Civil society networks
Civil society networks at regional and national levels have been strengthened and new ones created. In July 2001, the annual meeting of the Collective Consultation of NGOs on EFA met in Bangkok, where about 100 representatives from all over the world agreed to set up a new partnership mechanism for EFA to improve dialogue, joint reflection, research, capacity building, monitoring and evaluation. The meeting debated ways of involving and widening consultation with civil society.

Regional and national civil society networks have been created or strengthened, with international NGOs such as Action Aid supporting their development. The African Network Campaign and the Asia South Pacific Bureau for Adult Education are examples of organizations expanding NGO/CSO capacity.

The Global Campaign for Education
In October 1999, a broad coalition of development NGOs and teachers' unions joined forces to launch the Global Campaign for Education (GCE). The coalition represents organizations active in over one hundred countries, including Oxfam International, Education International and the Global March Against Child Labour, Action Aid and dozens of national NGO coalitions in developing countries.

The Global Campaign for Education promotes education as a basic human right, mobilizes public pressure on governments and the international community to fulfil their promises to provide free, compulsory public basic education for all people, especially for children, women and 'all disadvantaged, deprived sections of society'.

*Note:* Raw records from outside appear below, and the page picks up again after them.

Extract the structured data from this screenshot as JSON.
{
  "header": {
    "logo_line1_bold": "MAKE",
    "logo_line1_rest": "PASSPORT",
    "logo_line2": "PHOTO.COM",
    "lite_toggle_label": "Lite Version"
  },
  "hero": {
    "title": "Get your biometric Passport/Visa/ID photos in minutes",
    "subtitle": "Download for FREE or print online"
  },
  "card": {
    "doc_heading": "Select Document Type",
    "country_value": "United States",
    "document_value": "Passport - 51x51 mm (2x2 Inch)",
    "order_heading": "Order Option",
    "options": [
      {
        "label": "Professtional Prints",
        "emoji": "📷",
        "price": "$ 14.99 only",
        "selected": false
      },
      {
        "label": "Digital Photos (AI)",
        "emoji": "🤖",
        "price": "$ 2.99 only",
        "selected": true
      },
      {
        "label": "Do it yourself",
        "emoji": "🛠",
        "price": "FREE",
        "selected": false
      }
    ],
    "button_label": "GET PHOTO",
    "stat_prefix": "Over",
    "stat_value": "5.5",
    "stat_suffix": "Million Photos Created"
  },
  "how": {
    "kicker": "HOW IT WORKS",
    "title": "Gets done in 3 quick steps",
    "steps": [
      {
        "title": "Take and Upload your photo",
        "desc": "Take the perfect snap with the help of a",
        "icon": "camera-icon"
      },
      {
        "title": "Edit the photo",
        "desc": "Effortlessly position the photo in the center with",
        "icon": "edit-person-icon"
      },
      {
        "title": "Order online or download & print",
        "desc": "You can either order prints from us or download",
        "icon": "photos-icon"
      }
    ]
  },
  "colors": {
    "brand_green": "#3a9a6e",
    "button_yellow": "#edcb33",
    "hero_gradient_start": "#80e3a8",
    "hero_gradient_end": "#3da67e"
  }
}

Since Dakar, this grouping has led the call of civil society for greater resources for EFA by continuing to lobby UNESCO and other agencies in behalf of this goal. A meeting in Delhi in February 2000 brought together about 150 participants who voiced strong concern over the slowness of international action to release new resources and to take new initiatives to move the implementation of the Dakar Framework forward. It also called for UNESCO to move faster on ensuring the development of EFA national plans.

Networks at the regional level
International NGOs such as Action Aid have made it a priority to support the development of civil society networks. Regional networks such as the African Network Campaign on EFA have been established with the aim of building civil society and NGO capacity as well as monitoring EFA implementation. In Asia, the long-established Asia South Pacific Bureau for Adult Education has extended its network since Dakar. Latin American networks have also developed further. In all regions, thematically specific networking among CSOs and NGOs has increased.

Networks at the national level
CSO and NGO networks on behalf of EFA have sprung up in twenty-four countries in Africa. Existing national networks in Asia and the Pacific have developed a higher profile - with Bangladesh, the Philippines and Fiji as prominent examples.
These developments at the national and regional levels are significant for two reasons. First, co-ordination and co-operation between NGOs have not been at the top of the civil society agenda in the past. Second, particularly in Africa, the NGO sector has in many countries been significantly strengthened, both in scope and confidence, through this post-Dakar networking. These new and stronger networks will give civil society a clearer and more recognizable profile and will enable the expression of joint civil society positions.